While the Federal Reserve and US Treasury have never set out to target house prices, they have attempted to mitigate the risk that house prices undershoot their fundamental value.( NB DON )
The Fed has sought to compress risk spreads on mortgages by buying up to $1,450bn (€1,040bn, £906bn) in securities issued by Fannie Mae and Freddie Mac, the home loan giants. Its strategy pushed mortgage rates down to levels not seen for decades.
But yields on Fannie and Freddie paper have moved higher in recent days as yields on government securities jumped. Mortgage rates – already back above 5 per cent – may climb higher.
Fed officials do not appear alarmed by the rise in mortgage rates thus far, which still leaves them low by historic standards, with ample room for borrowers to refinance. However, some analysts worry the financial market is moving too fast for the housing market. While cheap mortgages prompted a wave of refinancing applications, the downsizing of the mortgage industry since 2006 means the system cannot process large numbers of borrowers quickly. The danger is that mortgage rates rise before a large chunk of total household debt can be refinanced at very low rates.
Some economists say the Treasury should reconsider directly providing low-cost loans for new borrowers – an idea debated by George W. Bush’s administration.
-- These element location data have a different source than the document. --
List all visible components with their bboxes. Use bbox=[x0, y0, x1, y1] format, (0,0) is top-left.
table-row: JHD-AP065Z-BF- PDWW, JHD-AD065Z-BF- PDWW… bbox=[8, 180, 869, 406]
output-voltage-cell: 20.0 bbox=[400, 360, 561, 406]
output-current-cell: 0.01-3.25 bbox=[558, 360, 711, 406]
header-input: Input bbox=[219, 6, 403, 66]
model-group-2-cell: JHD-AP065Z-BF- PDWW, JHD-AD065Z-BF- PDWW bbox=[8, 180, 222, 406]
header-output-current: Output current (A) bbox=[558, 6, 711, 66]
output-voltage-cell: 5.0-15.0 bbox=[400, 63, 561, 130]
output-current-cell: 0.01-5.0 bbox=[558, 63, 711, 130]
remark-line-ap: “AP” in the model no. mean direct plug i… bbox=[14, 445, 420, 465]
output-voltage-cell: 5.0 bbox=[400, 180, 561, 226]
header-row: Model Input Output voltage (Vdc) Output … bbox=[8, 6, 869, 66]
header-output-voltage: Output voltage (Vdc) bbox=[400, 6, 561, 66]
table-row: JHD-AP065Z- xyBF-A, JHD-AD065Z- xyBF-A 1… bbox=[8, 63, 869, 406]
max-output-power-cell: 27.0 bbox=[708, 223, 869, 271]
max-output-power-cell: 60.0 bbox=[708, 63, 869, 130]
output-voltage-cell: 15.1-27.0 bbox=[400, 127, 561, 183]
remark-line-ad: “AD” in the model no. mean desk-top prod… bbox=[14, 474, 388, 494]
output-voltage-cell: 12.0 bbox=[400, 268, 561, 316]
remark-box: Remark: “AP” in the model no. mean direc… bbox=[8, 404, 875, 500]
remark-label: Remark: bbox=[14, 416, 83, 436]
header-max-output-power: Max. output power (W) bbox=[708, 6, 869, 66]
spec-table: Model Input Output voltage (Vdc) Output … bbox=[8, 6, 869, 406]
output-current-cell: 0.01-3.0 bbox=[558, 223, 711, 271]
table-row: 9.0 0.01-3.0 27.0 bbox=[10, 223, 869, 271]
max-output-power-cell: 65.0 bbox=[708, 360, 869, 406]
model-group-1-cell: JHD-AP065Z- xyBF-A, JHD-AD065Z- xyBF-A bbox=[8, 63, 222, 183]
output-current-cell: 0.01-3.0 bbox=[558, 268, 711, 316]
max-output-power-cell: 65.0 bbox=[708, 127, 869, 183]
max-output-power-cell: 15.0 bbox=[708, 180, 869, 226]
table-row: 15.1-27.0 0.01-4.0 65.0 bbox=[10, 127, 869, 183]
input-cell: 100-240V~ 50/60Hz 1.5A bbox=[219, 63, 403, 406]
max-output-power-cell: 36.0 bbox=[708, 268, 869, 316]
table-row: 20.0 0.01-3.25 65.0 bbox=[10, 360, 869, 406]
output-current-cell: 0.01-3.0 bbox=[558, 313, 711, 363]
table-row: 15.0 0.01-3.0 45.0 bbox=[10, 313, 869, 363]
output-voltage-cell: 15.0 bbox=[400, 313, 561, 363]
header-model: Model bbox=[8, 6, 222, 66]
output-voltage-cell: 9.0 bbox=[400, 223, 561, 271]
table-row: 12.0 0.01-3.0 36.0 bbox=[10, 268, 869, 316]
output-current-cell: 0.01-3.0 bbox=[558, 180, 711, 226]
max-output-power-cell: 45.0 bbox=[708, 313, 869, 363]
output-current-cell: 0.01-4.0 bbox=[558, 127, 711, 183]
Negative equity threatens to compound house price declines. Celia Chen, director of housing at Moody’s Economy.com, says one in five US homeowners has negative equity, and about one in 10 has a loan to value ratio of 130 per cent or higher.
US officials are considering whether Fannie and Freddie should be allowed to refinance mortgages worth more than 105 per cent of the underlying house.
Some administration officials are wondering whether they also need a policy that directly tackles the risk that households deeply “underwater” on their loans will start to walk away, fuelling further price declines.
Barack Obama’s administration has focused on making monthly payments affordable – and avoided subsidising politically controversial debt forgiveness.
A push towards debt renegotiation by giving bankruptcy judges the power to force writedowns failed in the Senate.
Some officials think they may have to revisit the negative equity problem and look at ways to revamp initiatives such as Hope for Homeowners, which set out to support loan writedowns but never gained scale, in part because of a lack of subsidies.
However, some analysts are sceptical. “You have so many properties so far underwater that foreclosure or at least a short sale ... is probably the only way out of the problem,” said Adam York, economist at Wachovia. “You’ve got to clean out the negative equity.”